Ulteriori chiarimenti sul Quantitative Tightening (QT)

È probabile che questa settimana la BCE soddisfi le aspettative del consenso, riducendo il ritmo dei rialzi dei tassi a 50 punti base domani, dopo i due rialzi di 75 punti base di settembre e ottobre. Questa decisione porterà i tassi di deposito e di rifinanziamento rispettivamente al 2% e al 2,5%. Né il picco dell’inflazione né una recessione daranno modo alla BCE di trattenersi dall’aumentare i tassi nel primo trimestre del 2023, ma entrambi suggeriscono che i rischi sono inclinati verso un ritmo più lento di inasprimento. Le prospettive del bilancio, e più specificamente il QT, saranno un altro tema chiave della riunione di domani.

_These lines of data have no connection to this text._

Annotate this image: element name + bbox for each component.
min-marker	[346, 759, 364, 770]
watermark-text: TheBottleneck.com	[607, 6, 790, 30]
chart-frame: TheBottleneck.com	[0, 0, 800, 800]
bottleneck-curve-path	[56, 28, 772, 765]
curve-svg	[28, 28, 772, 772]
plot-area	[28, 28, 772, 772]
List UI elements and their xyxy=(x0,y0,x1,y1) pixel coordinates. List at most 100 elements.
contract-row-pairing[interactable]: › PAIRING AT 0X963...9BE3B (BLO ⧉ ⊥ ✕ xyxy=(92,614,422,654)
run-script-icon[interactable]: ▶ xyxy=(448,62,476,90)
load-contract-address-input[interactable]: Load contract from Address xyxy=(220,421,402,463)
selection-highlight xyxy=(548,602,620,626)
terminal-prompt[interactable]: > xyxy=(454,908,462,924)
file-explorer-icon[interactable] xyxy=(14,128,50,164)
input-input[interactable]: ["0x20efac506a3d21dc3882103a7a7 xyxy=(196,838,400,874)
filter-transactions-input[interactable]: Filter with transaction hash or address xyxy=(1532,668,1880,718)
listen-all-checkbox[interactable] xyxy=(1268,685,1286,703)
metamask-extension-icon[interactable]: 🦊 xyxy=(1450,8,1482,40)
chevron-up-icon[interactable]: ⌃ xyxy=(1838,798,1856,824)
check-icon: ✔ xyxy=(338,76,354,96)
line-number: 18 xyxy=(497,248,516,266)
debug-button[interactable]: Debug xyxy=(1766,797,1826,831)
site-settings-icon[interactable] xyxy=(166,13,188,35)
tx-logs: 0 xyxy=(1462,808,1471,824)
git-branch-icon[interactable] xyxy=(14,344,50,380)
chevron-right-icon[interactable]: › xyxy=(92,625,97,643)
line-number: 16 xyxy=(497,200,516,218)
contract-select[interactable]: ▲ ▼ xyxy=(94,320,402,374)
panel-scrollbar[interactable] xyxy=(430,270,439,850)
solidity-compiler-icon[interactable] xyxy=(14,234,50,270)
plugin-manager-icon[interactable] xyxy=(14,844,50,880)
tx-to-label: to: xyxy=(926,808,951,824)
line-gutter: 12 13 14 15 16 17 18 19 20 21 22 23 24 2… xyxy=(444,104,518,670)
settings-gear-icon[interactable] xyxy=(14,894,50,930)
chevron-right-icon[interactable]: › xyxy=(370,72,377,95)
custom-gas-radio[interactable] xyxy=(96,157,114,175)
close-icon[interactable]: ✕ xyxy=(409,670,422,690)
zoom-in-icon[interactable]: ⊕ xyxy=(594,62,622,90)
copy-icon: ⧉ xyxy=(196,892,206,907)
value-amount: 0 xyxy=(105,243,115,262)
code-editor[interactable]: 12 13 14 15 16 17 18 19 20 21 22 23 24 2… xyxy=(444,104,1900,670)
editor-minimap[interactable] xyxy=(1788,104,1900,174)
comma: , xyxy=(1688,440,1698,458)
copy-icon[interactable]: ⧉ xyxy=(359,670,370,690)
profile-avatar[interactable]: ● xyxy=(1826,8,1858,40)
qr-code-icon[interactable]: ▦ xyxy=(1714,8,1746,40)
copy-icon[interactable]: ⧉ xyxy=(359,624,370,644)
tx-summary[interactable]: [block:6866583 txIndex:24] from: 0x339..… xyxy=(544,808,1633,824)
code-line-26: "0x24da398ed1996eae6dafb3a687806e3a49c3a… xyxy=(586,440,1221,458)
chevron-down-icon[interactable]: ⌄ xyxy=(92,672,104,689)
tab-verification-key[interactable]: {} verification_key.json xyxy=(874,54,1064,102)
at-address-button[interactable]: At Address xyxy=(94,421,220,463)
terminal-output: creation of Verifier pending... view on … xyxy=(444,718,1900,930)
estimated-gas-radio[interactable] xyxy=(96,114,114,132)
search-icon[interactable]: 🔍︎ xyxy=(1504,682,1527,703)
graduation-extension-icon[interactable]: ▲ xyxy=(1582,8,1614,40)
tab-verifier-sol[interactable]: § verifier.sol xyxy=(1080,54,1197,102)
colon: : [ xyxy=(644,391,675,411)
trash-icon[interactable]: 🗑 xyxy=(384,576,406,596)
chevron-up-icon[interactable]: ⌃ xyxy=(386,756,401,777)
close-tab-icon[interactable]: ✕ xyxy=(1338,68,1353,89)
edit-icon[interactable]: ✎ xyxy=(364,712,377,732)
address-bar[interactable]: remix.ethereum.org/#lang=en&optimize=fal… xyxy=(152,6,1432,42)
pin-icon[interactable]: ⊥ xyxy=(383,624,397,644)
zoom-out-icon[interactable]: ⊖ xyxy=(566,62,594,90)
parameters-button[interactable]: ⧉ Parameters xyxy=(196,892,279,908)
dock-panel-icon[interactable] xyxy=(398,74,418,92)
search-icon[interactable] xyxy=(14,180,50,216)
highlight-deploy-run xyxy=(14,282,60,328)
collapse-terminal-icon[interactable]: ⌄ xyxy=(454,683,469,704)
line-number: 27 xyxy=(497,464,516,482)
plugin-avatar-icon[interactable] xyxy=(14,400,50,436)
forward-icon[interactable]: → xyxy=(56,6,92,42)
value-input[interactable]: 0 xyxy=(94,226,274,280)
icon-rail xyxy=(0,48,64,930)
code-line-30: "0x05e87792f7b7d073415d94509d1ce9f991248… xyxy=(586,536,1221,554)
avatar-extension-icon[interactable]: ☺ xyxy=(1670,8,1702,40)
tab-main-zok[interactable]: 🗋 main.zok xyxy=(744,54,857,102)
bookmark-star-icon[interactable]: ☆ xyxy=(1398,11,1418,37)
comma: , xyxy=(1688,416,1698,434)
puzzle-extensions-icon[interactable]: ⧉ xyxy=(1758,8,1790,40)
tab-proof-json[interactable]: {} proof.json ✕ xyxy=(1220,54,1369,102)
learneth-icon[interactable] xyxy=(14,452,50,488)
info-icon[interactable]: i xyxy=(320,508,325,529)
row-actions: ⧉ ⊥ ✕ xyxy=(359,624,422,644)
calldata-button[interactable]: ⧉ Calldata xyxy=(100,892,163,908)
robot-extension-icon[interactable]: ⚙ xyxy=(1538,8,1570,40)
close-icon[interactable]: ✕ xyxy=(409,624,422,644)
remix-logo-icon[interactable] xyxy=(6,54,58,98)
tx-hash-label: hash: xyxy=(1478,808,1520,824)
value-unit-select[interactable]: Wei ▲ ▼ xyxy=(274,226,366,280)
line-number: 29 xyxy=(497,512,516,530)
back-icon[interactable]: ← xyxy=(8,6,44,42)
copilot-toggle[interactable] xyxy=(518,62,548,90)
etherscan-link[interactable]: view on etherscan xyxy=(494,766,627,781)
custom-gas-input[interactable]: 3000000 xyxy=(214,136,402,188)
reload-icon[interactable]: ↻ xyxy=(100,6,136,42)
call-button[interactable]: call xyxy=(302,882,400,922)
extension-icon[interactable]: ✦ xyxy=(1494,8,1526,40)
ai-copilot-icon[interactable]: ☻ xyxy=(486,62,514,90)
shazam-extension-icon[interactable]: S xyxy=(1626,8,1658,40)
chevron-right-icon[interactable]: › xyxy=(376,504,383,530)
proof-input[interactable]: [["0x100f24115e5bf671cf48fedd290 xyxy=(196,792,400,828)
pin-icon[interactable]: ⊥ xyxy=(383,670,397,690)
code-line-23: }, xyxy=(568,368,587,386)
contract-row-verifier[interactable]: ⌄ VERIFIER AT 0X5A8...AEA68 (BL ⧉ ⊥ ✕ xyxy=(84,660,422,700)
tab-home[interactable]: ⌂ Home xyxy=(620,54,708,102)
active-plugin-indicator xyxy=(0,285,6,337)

Sarà interessante vedere se la BCE sarà spinta a vendere i titoli a titolo definitivo o se si atterrà al roll-off. Ci aspettiamo che la banca centrale inizi con un roll-off dell’Asset Purchase Program (APP) equivalente a una riduzione mensile del bilancio di 25 miliardi di euro in media. Attualmente la BCE sta ancora utilizzando i reinvestimenti del Pandemic Emergency Purchase Programme (PEPP) per comprimere gli spread e il Transmission Protection Instrument (TPI) rimane a sua disposizione se le condizioni dovessero deteriorarsi ulteriormente. Entrambi questi strumenti limitano la portata del QT della BCE.